Future-proofing: Asking questions that anticipate great challenges

This is a short post, but I really want to bring attention to this issue because uncertainty is the norm, and we all have to deal with it. How do we do that?

There is no right answer.

But, to start, we have to be conscious about it. Then, we have to make an effort to look at what isn’t there and formulate what could be. To do this, we can start by asking better questions. This is the same dilemma Clay Christensen was in when he was studying disruption. Because he knew that a primary task of leadership is asking questions that anticipate great challenges, to be able to help business leaders better deal with uncertainty and its many challenges, he had to start asking better questions himself.

So, here’s how he figured out how to start asking better questions (last paragraph):

Yes. I realized this back when I was an MBA student. I had an epiphany during a marketing course. We were studying a peanut butter company and I wrote down all the answers that the other students gave. Then I suddenly realized: Why was I writing all this down? I was never going to go work for a peanut butter company, and if I did, I wasn’t going to run into the problems that this management had faced 10 years before. But I paid all this tuition; I had to write something. So what notes would I take?

The next student to speak was a woman who made a brilliant comment. Instead of writing down what she said, I wrote down a question—the question I thought she had to have had in mind to think of this response. A bit later, a guy in the back row made a similarly insightful comment. I wrote down the question that he had clearly asked himself. The next morning, when I prepared a case for the day’s class, I put those two questions on the table next to me. I asked those questions of the case, and, holy cow, I saw things I would never have caught before. I came across as very smart that day.

Thereafter, I kept listening not to what smart people said as answers, but to the questions they were asking. Over time, I realized that although some questions seemed salient only once or twice, others were always important. That’s how I came up with the way I develop theories: Instead of looking at the data about today’s performance, I keep my attention on the questions I need to ask so I can catch the issues of the future.

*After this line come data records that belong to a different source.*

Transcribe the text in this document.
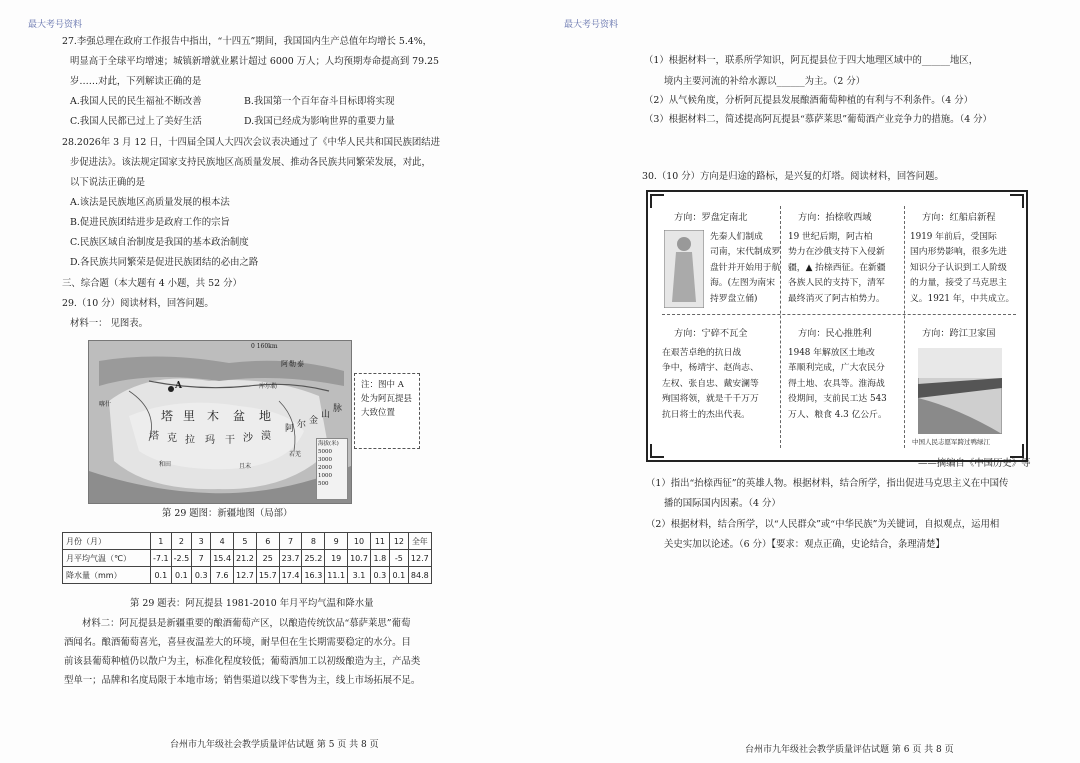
最大考号资料
27.李强总理在政府工作报告中指出，“十四五”期间，我国国内生产总值年均增长 5.4%，
明显高于全球平均增速；城镇新增就业累计超过 6000 万人；人均预期寿命提高到 79.25
岁……对此，下列解读正确的是
A.我国人民的民生福祉不断改善	B.我国第一个百年奋斗目标即将实现
C.我国人民都已过上了美好生活	D.我国已经成为影响世界的重要力量
28.2026年 3 月 12 日，十四届全国人大四次会议表决通过了《中华人民共和国民族团结进
步促进法》。该法规定国家支持民族地区高质量发展、推动各民族共同繁荣发展，对此，
以下说法正确的是
A.该法是民族地区高质量发展的根本法
B.促进民族团结进步是政府工作的宗旨
C.民族区域自治制度是我国的基本政治制度
D.各民族共同繁荣是促进民族团结的必由之路
三、综合题（本大题有 4 小题，共 52 分）
29.（10 分）阅读材料，回答问题。
材料一： 见图表。
0 160km
A
塔 里 木 盆 地
塔 克 拉 玛 干 沙 漠
阿 勒 泰
库尔勒
喀什
和田	且末
若羌
阿 尔 金
山
脉
海拔(米)
5000
3000
2000
1000
500
注：图中 A 处为阿瓦提县大致位置
第 29 题图：新疆地图（局部）
月份（月）	1	2	3	4	5	6	7	8	9	10	11	12	全年
月平均气温（℃）	-7.1	-2.5	7	15.4	21.2	25	23.7	25.2	19	10.7	1.8	-5	12.7
降水量（mm）	0.1	0.1	0.3	7.6	12.7	15.7	17.4	16.3	11.1	3.1	0.3	0.1	84.8
第 29 题表：阿瓦提县 1981-2010 年月平均气温和降水量
材料二：阿瓦提县是新疆重要的酿酒葡萄产区，以酿造传统饮品“慕萨莱思”葡萄
酒闻名。酿酒葡萄喜光，喜昼夜温差大的环境，耐旱但在生长期需要稳定的水分。目
前该县葡萄种植仍以散户为主，标准化程度较低；葡萄酒加工以初级酿造为主，产品类
型单一；品牌和名度局限于本地市场；销售渠道以线下零售为主，线上市场拓展不足。
台州市九年级社会教学质量评估试题 第 5 页 共 8 页
最大考号资料
（1）根据材料一，联系所学知识，阿瓦提县位于四大地理区域中的______地区，
境内主要河流的补给水源以______为主。（2 分）
（2）从气候角度，分析阿瓦提县发展酿酒葡萄种植的有利与不利条件。（4 分）
（3）根据材料二，简述提高阿瓦提县“慕萨莱思”葡萄酒产业竞争力的措施。（4 分）
30.（10 分）方向是归途的路标，是兴复的灯塔。阅读材料，回答问题。
方向：罗盘定南北
先秦人们制成
司南，宋代制成罗
盘针并开始用于航
海。(左图为南宋
持罗盘立俑)
方向：抬榇收西域
19 世纪后期，阿古柏
势力在沙俄支持下入侵新
疆，▲ 抬榇西征。在新疆
各族人民的支持下，清军
最终消灭了阿古柏势力。
方向：红船启新程
1919 年前后，受国际
国内形势影响，很多先进
知识分子认识到工人阶级
的力量，接受了马克思主
义。1921 年，中共成立。
方向：宁碎不瓦全
在艰苦卓绝的抗日战
争中，杨靖宇、赵尚志、
左权、张自忠、戴安澜等
殉国将领，就是千千万万
抗日将士的杰出代表。
方向：民心推胜利
1948 年解放区土地改
革顺利完成，广大农民分
得土地、农具等。淮海战
役期间，支前民工达 543
万人、粮食 4.3 亿公斤。
方向：跨江卫家国
中国人民志愿军跨过鸭绿江
——摘编自《中国历史》等
（1）指出“抬榇西征”的英雄人物。根据材料，结合所学，指出促进马克思主义在中国传
播的国际国内因素。（4 分）
（2）根据材料，结合所学，以“人民群众”或“中华民族”为关键词，自拟观点，运用相
关史实加以论述。（6 分）【要求：观点正确，史论结合，条理清楚】
台州市九年级社会教学质量评估试题 第 6 页 共 8 页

So, anytime you hear or read an insightful comment, think about the question that lead to that comment. In other words, try to understand their thought process. I cannot stress this enough, it is much more effective to think about the thought process than to simply take everything as a given.

It is a point I take so seriously, that I always ask people how they came up with their ideas. As well as how they executed on them. After the fact, the “what” is irrelevant. It is already done. What is more important, is the “how”. It is the process in between, where all the thinking and rethinking was done, that matters the most.

In the end, you’ll become a better thinker.

Bottom line: Future-proofing yourself begins pondering the impossible. Questions are only the beginning. The next step, is to turn those questions into hypotheses that we can then test in a cheap and speedy way.